Así las cosas, la realidad, según se afirma en la propia página 88, se puede ver de la siguiente manera: “Desde el punto de vista histórico, la opinión más extendida ve la constitución de un cánon bipartito (Evangelios y Hechos) como una formación espontánea de la primera mitad del siglo II. Pero la construcción de un cánon completo, como el que se ha transmitido, con el evangelio cuádruple, las cartas paulinas, las epístolas católicas, etc., tuvo su origen probablemente en una decisión positiva de la Iglesia de la segunda mitad del siglo II, para oponerse al heresiarca Marción, aunque no fuese ese el único motivo (…). Para poseer una base firme a la que apelar en la lucha contra los herejes del siglo II, la Iglesia necesitaba imperiosamente un corpus de escritos sagrados e intocables. Esta necesidad fue aún más angustiosa cuando se extendió la crisis montanista por la Iglesia. En este movimiento era absolutamente primario el logos vivo del Espíritu Santo, actuante -por medio de los profetas- en la comunidad. La Iglesia precisaba, por el contrario, una norma externa y fija en la que fundamentar su doctrina y oponerse a las novedades éticas de esos profetas.

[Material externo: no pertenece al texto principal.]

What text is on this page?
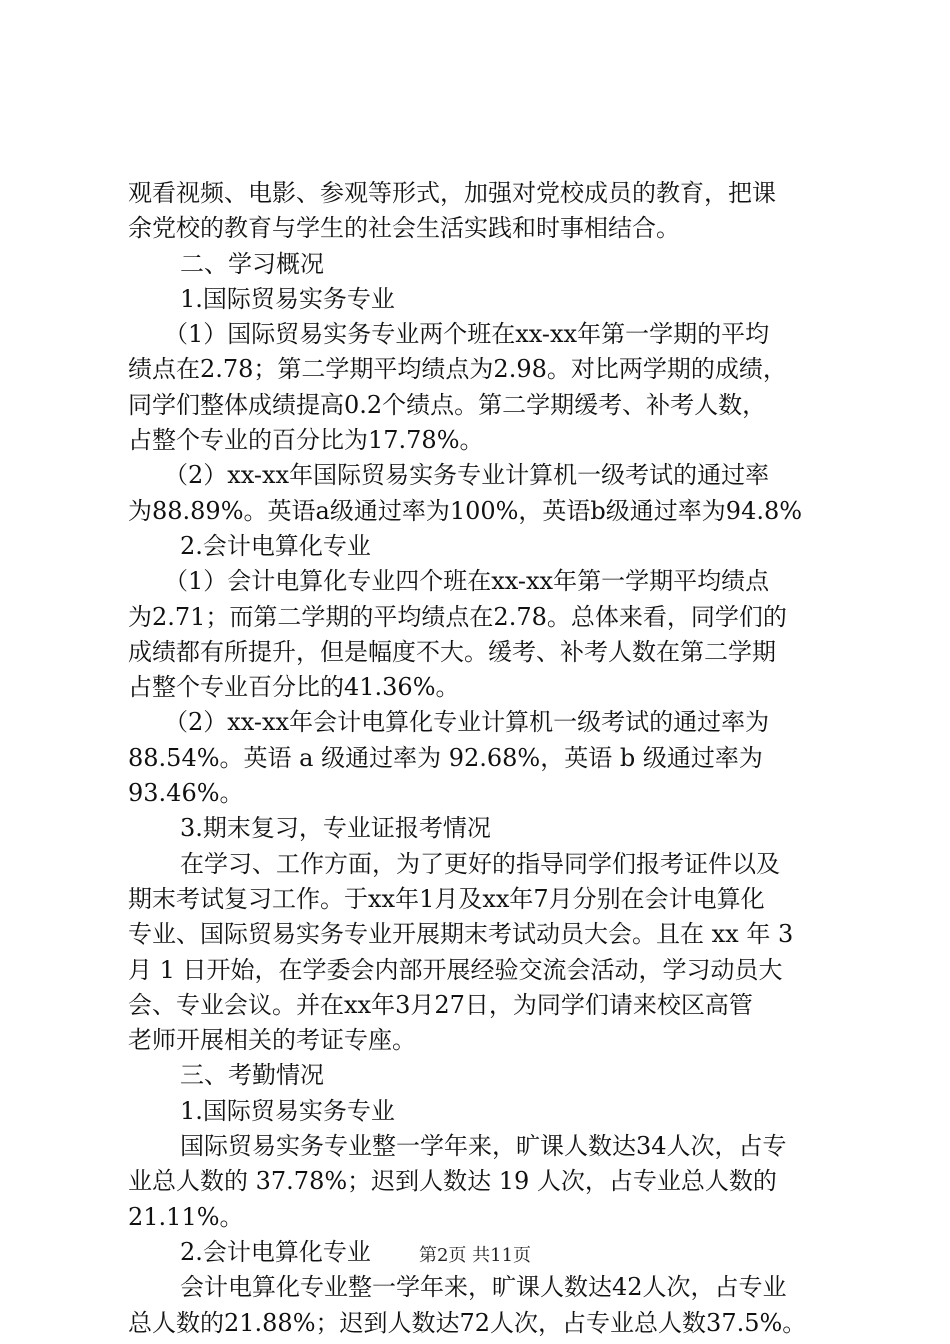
观看视频、电影、参观等形式，加强对党校成员的教育，把课
余党校的教育与学生的社会生活实践和时事相结合。
二、学习概况
1.国际贸易实务专业
（1）国际贸易实务专业两个班在xx-xx年第一学期的平均
绩点在2.78；第二学期平均绩点为2.98。对比两学期的成绩，
同学们整体成绩提高0.2个绩点。第二学期缓考、补考人数，
占整个专业的百分比为17.78%。
（2）xx-xx年国际贸易实务专业计算机一级考试的通过率
为88.89%。英语a级通过率为100%，英语b级通过率为94.8%
2.会计电算化专业
（1）会计电算化专业四个班在xx-xx年第一学期平均绩点
为2.71；而第二学期的平均绩点在2.78。总体来看，同学们的
成绩都有所提升，但是幅度不大。缓考、补考人数在第二学期
占整个专业百分比的41.36%。
（2）xx-xx年会计电算化专业计算机一级考试的通过率为
88.54%。英语 a 级通过率为 92.68%，英语 b 级通过率为
93.46%。
3.期末复习，专业证报考情况
在学习、工作方面，为了更好的指导同学们报考证件以及
期末考试复习工作。于xx年1月及xx年7月分别在会计电算化
专业、国际贸易实务专业开展期末考试动员大会。且在 xx 年 3
月 1 日开始，在学委会内部开展经验交流会活动，学习动员大
会、专业会议。并在xx年3月27日，为同学们请来校区高管
老师开展相关的考证专座。
三、考勤情况
1.国际贸易实务专业
国际贸易实务专业整一学年来，旷课人数达34人次，占专
业总人数的 37.78%；迟到人数达 19 人次，占专业总人数的
21.11%。
2.会计电算化专业
会计电算化专业整一学年来，旷课人数达42人次，占专业
总人数的21.88%；迟到人数达72人次，占专业总人数37.5%。
第2页 共11页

Por esta necesidad, y por el consenso de las Iglesias, se constituyó el cánon que perdura hasta hoy, fijando normativa y conscientemente los escritos que en la práctica se habían tenido ya como procedentes de los apóstoles”.
Y eso sin contar con el hecho (obvio) de que tampoco hay que ponerse demasiado estrecho a la hora de exigir autenticidad a los textos. Los autores lo explican en la página 89: “En un tiempo como el nuestro, en el que las grandes editoriales, gracias a los medios modernos de impresión, hacen inmensas tiradas de libros que son copias perfectas unos de otros, es difícil imaginar qué difícil y ardua era, antes de la invención de la imprenta, hacer una copia fiel de un libro. Los libros se escribían a mano (manuscritos) en un proceso lento, laborioso y costoso, sometido a toda clase de alteraciones, voluntarias o no, por parte del copista. En consecuencia, ninguna copia era exactamente igual al original, lo que significa que todos los manuscritos del NT difieren (algunas veces grandemente) entre sí”. Y, dentro de eso, aquí específicamente sucede que “no queda autógrafo alguno de ningún libro clásico, bíblico o de los primeros escritos cristianos”. Nos tenemos que conformar, faute de mieux, con las copias que consideramos más o menos cercanas. “La crítica textual es la ciencia que se ocupa precisamente de este acceso a los originales, de la reconstrucción de su tenor, a través de un análisis crítico de los testimonios que de él se han conservado”.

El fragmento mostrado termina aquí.